Berlin - Das war dann jetzt doch auch der BVG zu viel. Seitdem das rechtspopulistische Portal "Nius" Werbung in der U-Bahn oder im XXL-Format eines Doppeldecker-Busses macht, ist die Kritik an den Berliner Verkehrsbetrieben groß.
Jetzt aber hat die BVG dem Portal von Ex-Bild-Chef Julian Reichelt (45) den Stecker gezogen. Nicht aber, weil der Druck von außen zu groß wurde. Stattdessen hat es das umstrittene Portal ganz von alleine geschafft.

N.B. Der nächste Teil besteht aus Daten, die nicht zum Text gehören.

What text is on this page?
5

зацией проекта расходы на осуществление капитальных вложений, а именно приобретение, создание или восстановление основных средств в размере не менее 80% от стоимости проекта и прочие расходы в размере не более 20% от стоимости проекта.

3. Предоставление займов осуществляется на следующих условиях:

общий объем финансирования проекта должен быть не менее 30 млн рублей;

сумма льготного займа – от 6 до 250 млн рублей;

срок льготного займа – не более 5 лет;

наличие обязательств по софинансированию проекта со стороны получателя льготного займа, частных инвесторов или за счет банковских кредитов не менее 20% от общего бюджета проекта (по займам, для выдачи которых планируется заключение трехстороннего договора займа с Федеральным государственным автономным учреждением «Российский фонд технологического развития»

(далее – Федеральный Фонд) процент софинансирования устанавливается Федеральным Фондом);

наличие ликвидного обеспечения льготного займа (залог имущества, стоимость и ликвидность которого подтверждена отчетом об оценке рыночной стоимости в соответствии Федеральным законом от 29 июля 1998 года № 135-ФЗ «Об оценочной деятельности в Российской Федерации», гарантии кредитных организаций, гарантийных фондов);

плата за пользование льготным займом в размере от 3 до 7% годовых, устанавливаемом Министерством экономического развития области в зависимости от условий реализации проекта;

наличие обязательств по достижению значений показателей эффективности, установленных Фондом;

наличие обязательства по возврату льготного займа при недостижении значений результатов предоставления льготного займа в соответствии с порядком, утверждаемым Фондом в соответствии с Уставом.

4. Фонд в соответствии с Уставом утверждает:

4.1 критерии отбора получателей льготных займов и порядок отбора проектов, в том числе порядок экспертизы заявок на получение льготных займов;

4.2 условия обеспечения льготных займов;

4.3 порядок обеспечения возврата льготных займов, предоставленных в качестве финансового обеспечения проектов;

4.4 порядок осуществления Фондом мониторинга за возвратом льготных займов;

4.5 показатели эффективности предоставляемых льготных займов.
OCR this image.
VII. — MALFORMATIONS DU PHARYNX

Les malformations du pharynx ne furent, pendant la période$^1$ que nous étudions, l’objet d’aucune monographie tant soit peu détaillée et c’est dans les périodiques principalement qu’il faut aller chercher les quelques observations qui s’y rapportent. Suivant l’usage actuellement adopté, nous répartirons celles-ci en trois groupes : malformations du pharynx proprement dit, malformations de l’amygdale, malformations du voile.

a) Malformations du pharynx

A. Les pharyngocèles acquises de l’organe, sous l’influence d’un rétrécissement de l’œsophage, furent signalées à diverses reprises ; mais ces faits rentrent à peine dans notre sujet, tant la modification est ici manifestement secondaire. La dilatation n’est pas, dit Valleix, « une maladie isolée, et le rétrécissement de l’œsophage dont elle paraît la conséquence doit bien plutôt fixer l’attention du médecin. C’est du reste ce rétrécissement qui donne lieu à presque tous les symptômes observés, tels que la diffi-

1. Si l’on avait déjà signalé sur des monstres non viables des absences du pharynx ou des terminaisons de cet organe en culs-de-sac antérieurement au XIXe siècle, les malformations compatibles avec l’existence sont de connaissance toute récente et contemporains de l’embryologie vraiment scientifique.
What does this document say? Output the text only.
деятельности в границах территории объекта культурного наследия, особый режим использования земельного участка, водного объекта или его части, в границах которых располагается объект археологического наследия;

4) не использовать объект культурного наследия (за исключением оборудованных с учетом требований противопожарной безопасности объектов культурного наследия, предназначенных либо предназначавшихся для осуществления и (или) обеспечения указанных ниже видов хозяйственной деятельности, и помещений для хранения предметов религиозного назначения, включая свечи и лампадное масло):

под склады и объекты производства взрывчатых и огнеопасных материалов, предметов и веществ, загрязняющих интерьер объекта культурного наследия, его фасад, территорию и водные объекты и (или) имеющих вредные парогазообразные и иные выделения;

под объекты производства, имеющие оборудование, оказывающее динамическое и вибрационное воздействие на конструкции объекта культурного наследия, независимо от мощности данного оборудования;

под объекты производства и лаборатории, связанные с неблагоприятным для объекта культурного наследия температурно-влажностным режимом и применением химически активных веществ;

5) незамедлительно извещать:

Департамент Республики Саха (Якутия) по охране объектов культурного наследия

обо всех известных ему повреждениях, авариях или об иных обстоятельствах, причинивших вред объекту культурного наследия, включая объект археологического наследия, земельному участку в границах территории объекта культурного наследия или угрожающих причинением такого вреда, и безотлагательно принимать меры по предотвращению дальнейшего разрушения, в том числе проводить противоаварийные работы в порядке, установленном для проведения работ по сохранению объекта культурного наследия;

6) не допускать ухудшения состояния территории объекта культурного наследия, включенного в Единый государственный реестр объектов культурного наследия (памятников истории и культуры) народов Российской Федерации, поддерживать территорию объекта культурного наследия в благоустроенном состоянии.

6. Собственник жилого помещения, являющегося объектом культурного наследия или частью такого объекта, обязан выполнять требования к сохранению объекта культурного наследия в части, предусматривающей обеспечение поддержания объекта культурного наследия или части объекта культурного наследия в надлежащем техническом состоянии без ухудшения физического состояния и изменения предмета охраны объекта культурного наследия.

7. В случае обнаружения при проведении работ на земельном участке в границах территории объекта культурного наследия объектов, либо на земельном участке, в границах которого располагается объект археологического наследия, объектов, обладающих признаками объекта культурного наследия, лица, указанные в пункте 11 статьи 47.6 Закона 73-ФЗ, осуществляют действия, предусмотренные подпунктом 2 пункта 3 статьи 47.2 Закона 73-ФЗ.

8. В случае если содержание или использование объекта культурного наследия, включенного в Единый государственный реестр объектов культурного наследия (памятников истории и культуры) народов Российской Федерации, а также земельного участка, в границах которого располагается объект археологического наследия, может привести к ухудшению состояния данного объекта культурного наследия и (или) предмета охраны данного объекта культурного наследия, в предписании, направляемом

"Die BVG hat ihren Werbevermarkter heute aufgefordert, die Werbekampagne des Portals Nius mit sofortiger Wirkung zu beenden", teilte die BVG am Freitag mit.
Auslöser ist ein Werbemotiv, das ein Nius-Verantwortlicher Anfang Juni in den sozialen Netzwerken veröffentlichte. Das Bild erweckte den Eindruck, als hinge die Werbung in Berliner U-Bahnen. Nach Ansicht der BVG überschreitet das Motiv jedoch die Grenzen der zulässigen Meinungs- und Werbefreiheit und ist rechtlich nicht haltbar.
In der Öffentlichkeit entstand dadurch der Eindruck, die BVG selbst verbreite oder unterstütze die Botschaft. Genau das weist das Unternehmen nun entschieden zurück. Die Werbung gehört weder zur Kampagne noch wurde es von den Berliner Verkehrsbetrieben oder den Vermarktern freigeben.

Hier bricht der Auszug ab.